The next two examples (above) show bearish MACD histogram divergence. First, price made a double top while the histogram made lower highs. Then, price made three consecutive higher highs while the histogram made three consecutive lower highs. In both cases, we were provided with bearish engulfing patterns to help us time our entries.
In the chart above, you can see a couple of examples of how to trade divergence on the stochastic oscillator, and one example of stochastic divergence that you should skip. Most divergence traders trade stochastic divergence from the slower %D line (gray), although some divergence trading techniques, such as the “Second Chance” patterns that are taught in the Top Dog Trading course, rely on the faster %K line (red) as well.
Note: The stochastic indicator pictured above is set to 8, 3, 3. Nothing else is changed. I prefer these settings when I’m using this oscillator to trade stochastic divergence.
The first two examples of bearish stochastic divergence were accompanied by bearish engulfing candlestick patterns, which helps us choose a high-probability entry point. However, the last example never had a viable candlestick pattern form at the second or third high, so we would have skipped it.

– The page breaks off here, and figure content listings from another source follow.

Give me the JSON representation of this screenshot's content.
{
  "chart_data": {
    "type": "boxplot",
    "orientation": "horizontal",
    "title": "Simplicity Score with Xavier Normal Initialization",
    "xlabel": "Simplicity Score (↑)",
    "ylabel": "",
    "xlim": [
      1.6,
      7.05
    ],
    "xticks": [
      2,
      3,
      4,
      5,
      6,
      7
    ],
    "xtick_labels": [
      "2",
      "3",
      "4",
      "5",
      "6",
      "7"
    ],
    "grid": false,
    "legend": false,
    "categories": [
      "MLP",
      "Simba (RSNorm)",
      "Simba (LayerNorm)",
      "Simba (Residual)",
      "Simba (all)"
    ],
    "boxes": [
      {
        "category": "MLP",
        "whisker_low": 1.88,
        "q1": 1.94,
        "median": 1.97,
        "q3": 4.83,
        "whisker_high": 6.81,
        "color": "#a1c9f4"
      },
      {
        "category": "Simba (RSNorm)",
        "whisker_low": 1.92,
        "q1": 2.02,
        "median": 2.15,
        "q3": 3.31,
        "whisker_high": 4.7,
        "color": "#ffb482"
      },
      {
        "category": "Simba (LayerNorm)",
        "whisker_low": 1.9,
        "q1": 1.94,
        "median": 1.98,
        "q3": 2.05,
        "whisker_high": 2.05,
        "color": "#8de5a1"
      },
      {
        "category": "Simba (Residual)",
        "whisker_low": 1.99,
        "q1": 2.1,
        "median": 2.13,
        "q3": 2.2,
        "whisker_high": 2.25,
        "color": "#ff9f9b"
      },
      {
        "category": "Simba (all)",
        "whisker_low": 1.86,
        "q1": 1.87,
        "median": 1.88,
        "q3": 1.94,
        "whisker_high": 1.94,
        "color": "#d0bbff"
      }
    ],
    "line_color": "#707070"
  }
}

The last chart (above) shows a couple of examples of how to trade divergence on the RSI. Learning how to trade RSI divergence can be tricky. You’ll notice that the RSI line chops up and down quite a bit, so it’s not enough to base your RSI divergence trading on just any RSI highs or lows.
You have to make sure that the highs or lows that you’re basing your RSI divergence off of correspond to distinguishable highs or lows in price. The same is true when you trade MACD, stochastic, or RSI divergence, but the problem is more pronounced with the RSI.
The first example of divergence in the chart above is bullish RSI divergence which was accompanied by a bullish harami candlestick pattern. Then we have an example of bearish RSI divergence which was accompanied by a bearish engulfing candlestick pattern.
You may or may not have noticed that all of these divergence examples are from about the same time period. Some traders like to stack these three indicators on their charts. When two or more of them are showing divergence at the same time, they can reveal some very high-probability trading entries.
Learning how to trade divergence is powerful, but divergence signals should only be treated as indications of possible trading opportunities – not as buy or sell signals in and of themselves. The pros always combine other trading signals with divergence to gain an edge in the market.
Successful trading is the act making better trading decisions than about 95% of other traders. That takes a profitable trading system, great psychological discipline, and impeccable money management. Learning divergence trading strategy for the MACD, stochastic, or RSI might just give you the edge you need over typical losing traders.